8. The agent according to claims 1 to 7 wherein the basic polymer in the matrix or in the adhesive layer contains a tackifier.

9. The agent according to claims 1 to 8 wherein the tackifier contains resins and/or neutral polyacrylates.

10. The agent according to claims 1 to 9, characterized in that it contains 1 to 20% by wt. of tackifier.

11. The agent according to claims 1 to 10, characterized in that it contains 2 to 10% by wt. of tackifier.

12. The agent according to claims 1 to 11 wherein the ergolin compound is lisuride or proterguride.

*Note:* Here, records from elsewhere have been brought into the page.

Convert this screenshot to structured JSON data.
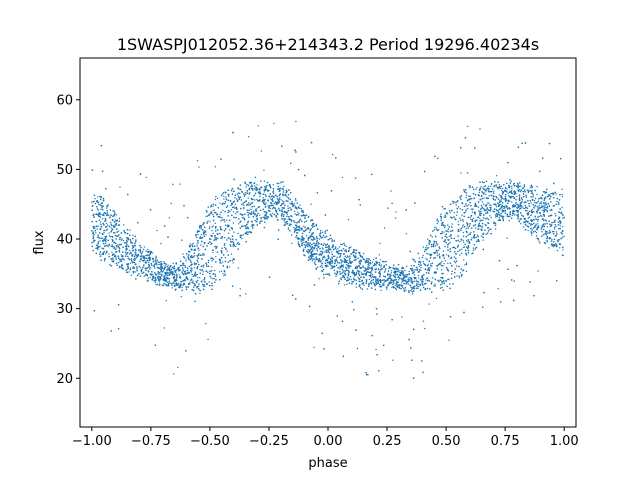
{
  "chart_data": {
    "type": "scatter",
    "title": "1SWASPJ012052.36+214343.2 Period 19296.40234s",
    "xlabel": "phase",
    "ylabel": "flux",
    "xlim": [
      -1.05,
      1.05
    ],
    "ylim": [
      13,
      66
    ],
    "xticks": [
      -1.0,
      -0.75,
      -0.5,
      -0.25,
      0.0,
      0.25,
      0.5,
      0.75,
      1.0
    ],
    "xtick_labels": [
      "−1.00",
      "−0.75",
      "−0.50",
      "−0.25",
      "0.00",
      "0.25",
      "0.50",
      "0.75",
      "1.00"
    ],
    "yticks": [
      20,
      30,
      40,
      50,
      60
    ],
    "ytick_labels": [
      "20",
      "30",
      "40",
      "50",
      "60"
    ],
    "grid": false,
    "point_color": "#1f77b4",
    "series": [
      {
        "phase": [
          -1.0,
          -0.95,
          -0.9,
          -0.85,
          -0.8,
          -0.75,
          -0.7,
          -0.65,
          -0.6,
          -0.55,
          -0.5,
          -0.45,
          -0.4,
          -0.35,
          -0.3,
          -0.25,
          -0.2,
          -0.15,
          -0.1,
          -0.05,
          0.0,
          0.05,
          0.1,
          0.15,
          0.2,
          0.25,
          0.3,
          0.35,
          0.4,
          0.45,
          0.5,
          0.55,
          0.6,
          0.65,
          0.7,
          0.75,
          0.8,
          0.85,
          0.9,
          0.95,
          1.0
        ],
        "flux_upper": [
          47,
          45.5,
          43.5,
          41.5,
          39.5,
          38,
          36.5,
          36,
          38,
          42,
          45,
          46.5,
          47.5,
          48,
          48,
          48,
          48,
          46,
          44,
          42,
          40.5,
          39.5,
          38.5,
          37.5,
          37,
          36.5,
          36,
          36,
          38,
          42,
          45,
          46.5,
          47.5,
          48,
          48,
          48,
          48,
          47.5,
          47,
          46.5,
          46
        ],
        "flux_lower": [
          39,
          37,
          36,
          35,
          34.5,
          34,
          33.5,
          33,
          32.5,
          32.5,
          33,
          34,
          37,
          40,
          42,
          43,
          43,
          40.5,
          38,
          36,
          34.5,
          34,
          33.5,
          33,
          33,
          33,
          33,
          32.5,
          32.5,
          32.5,
          33,
          34,
          37,
          40,
          42,
          43,
          43,
          41,
          39.5,
          38.5,
          38
        ]
      }
    ]
  }
}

13. Use of an agent according to claims 1 to 12 for the prophylaxis and treatment of diseases that can be treated using dopamine.

14. Use of an agent according to claims 1 to 13 for the treatment of Parkinson's disease, for the treatment and prevention of restless legs syndrome, premenstrual syndrome, as well as for lactation inhibition and migraine prophylaxis.